King Kong théorie

Despentes Virginie, King Kong théorie, Grasset, Livre de Poche, 2006.

C'est mon côté classe moyenne, il y a des évidences que je peine à avaler, et je manque tout le temps de subtilité.

p. 76

Essai politique à forte composante autobiographique le texte de Virginie Despentes décoiffe. Plus subtil que le style direct de "cet essai plein de gros mots" –  – le laisse supposer, ce livre interroge la place de la femme dans l'espace public.

L'autrice dévoile une histoire personnelle compliquée qui impacte fortement son image de soi. La révélation de faits qui ressortent de l'intimité pourrait être interprétée comme un manque de savoir-vivre, d'autant plus dérangeant qu'il est le fait d'une femme, ou pire, une impudeur crasse.
La description d'un viol subi à 17 ans et l'importance de cette agression dans la constitution de sa personnalité rappellent combien la singularité des événements vécus peut orienter une réflexion.
Contrairement à Beatriz P. Preciado qui était sa compagne lors de la parution de cet essai, Virginie Despentes est issue d'un milieu qu'elle qualifie d'extrême gauche. L'assignation de la femme à une position déterminée y est aussi clairement établie que dans les milieux conservateurs. Son adhésion au mouvement punk rock lui permet de sublimer sa difficulté d'identification de genre et a, possiblement, favorisé son déni du traumatisme lié au viol.
En débutant son texte par "J'écris de chez les moches, pour les moches" l'autrice révèle une atteinte à l'image de soi, sans être dupe de sa capacité à se montrer attractive. Elle revêt les atours de la séduction pour se prostituer et découvre alors une autre face de la masculinité.
En abordant la sexualité par sa face sombre, Virginie Despentes en vient à considérer toute l'ambiguïté de la condition féminine. La libération sexuelle tient davantage du discours que de l'émancipation de la femme. Elle affecte également la condition masculine qui, bien que plus avantageuse, est elle-même soumise à des codes contraignants.
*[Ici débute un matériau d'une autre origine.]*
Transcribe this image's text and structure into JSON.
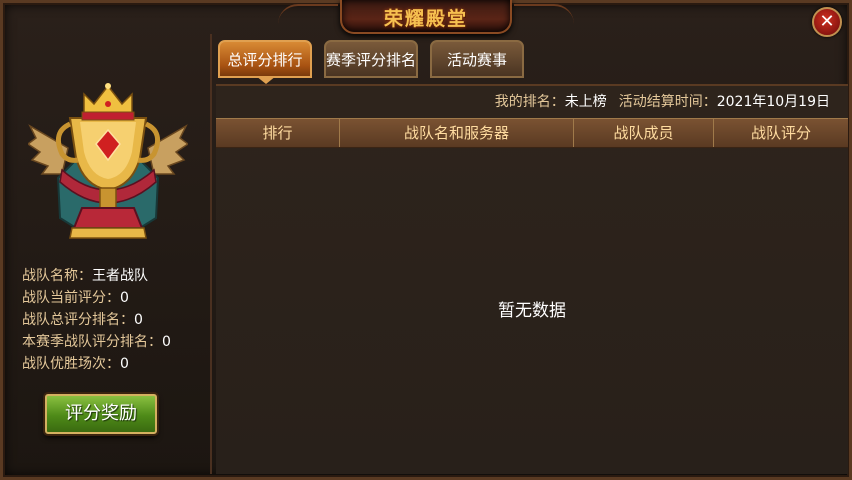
{
  "title": "荣耀殿堂",
  "close_glyph": "✕",
  "team": {
    "name_label": "战队名称：",
    "name_value": "王者战队",
    "score_label": "战队当前评分：",
    "score_value": "0",
    "total_rank_label": "战队总评分排名：",
    "total_rank_value": "0",
    "season_rank_label": "本赛季战队评分排名：",
    "season_rank_value": "0",
    "wins_label": "战队优胜场次：",
    "wins_value": "0"
  },
  "reward_button": "评分奖励",
  "tabs": [
    {
      "label": "总评分排行",
      "active": true
    },
    {
      "label": "赛季评分排名",
      "active": false
    },
    {
      "label": "活动赛事",
      "active": false
    }
  ],
  "my_rank_label": "我的排名：",
  "my_rank_value": "未上榜",
  "end_time_label": "活动结算时间：",
  "end_time_value": "2021年10月19日",
  "columns": [
    "排行",
    "战队名和服务器",
    "战队成员",
    "战队评分"
  ],
  "empty_text": "暂无数据",
  "icons": {
    "emblem": "trophy-crown-wings-icon",
    "close": "close-icon"
  },
  "colors": {
    "title": "#f6c050",
    "label": "#e4c89a",
    "active_tab": "#c06a20",
    "reward_button": "#5e9a22"
  }
}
On entend aujourd’hui des hommes se lamenter de ce que l'émancipation féministe les dévirilise. Ils regrettent un état antérieur, quand leur force prenait racine dans l’oppression féminine. Ils oublient que cet avantage politique qui leur était donné a toujours eu un coût : les corps des femmes n’appartiennent aux hommes qu’en contrepartie de ce que les corps des hommes appartiennent à la production, en temps de paix, à l’État, en temps de guerre. La confiscation du corps des femmes se produit en même temps que la confiscation du corps des hommes.

p. 27

En revendiquant la liberté de se prostituer, lorsqu'il ne s'agit pas d'une exploitation des corps, et la libéralisation de la pornographie, l'écrivaine pose des actes militants. Constatant que la limitation de ces activités répond davantage à se donner une caution morale qu'à revaloriser la femme, Virginie Despentes, joue de sa notoriété pour se montrer provocatrice. Elle persiste en ironisant sur la revendication de certains à pouvoir diffuser des caricatures religieuses blasphématoires au nom de la modernité et simultanément à s'offusquer de la vision d'un clitoris ou de testicules.
La plume directe et crue vise l'hypocrisie d'une société qui tout en hypersexualisant les corps cherche à les contenir dans leurs élans. Dans un autre registre, Constance Debré relève cet écart entre préceptes moralisateurs et pression consumériste. Leurs regards décalés sur les questions liées au genre ont le pouvoir d'interroger la cohérence de notre société.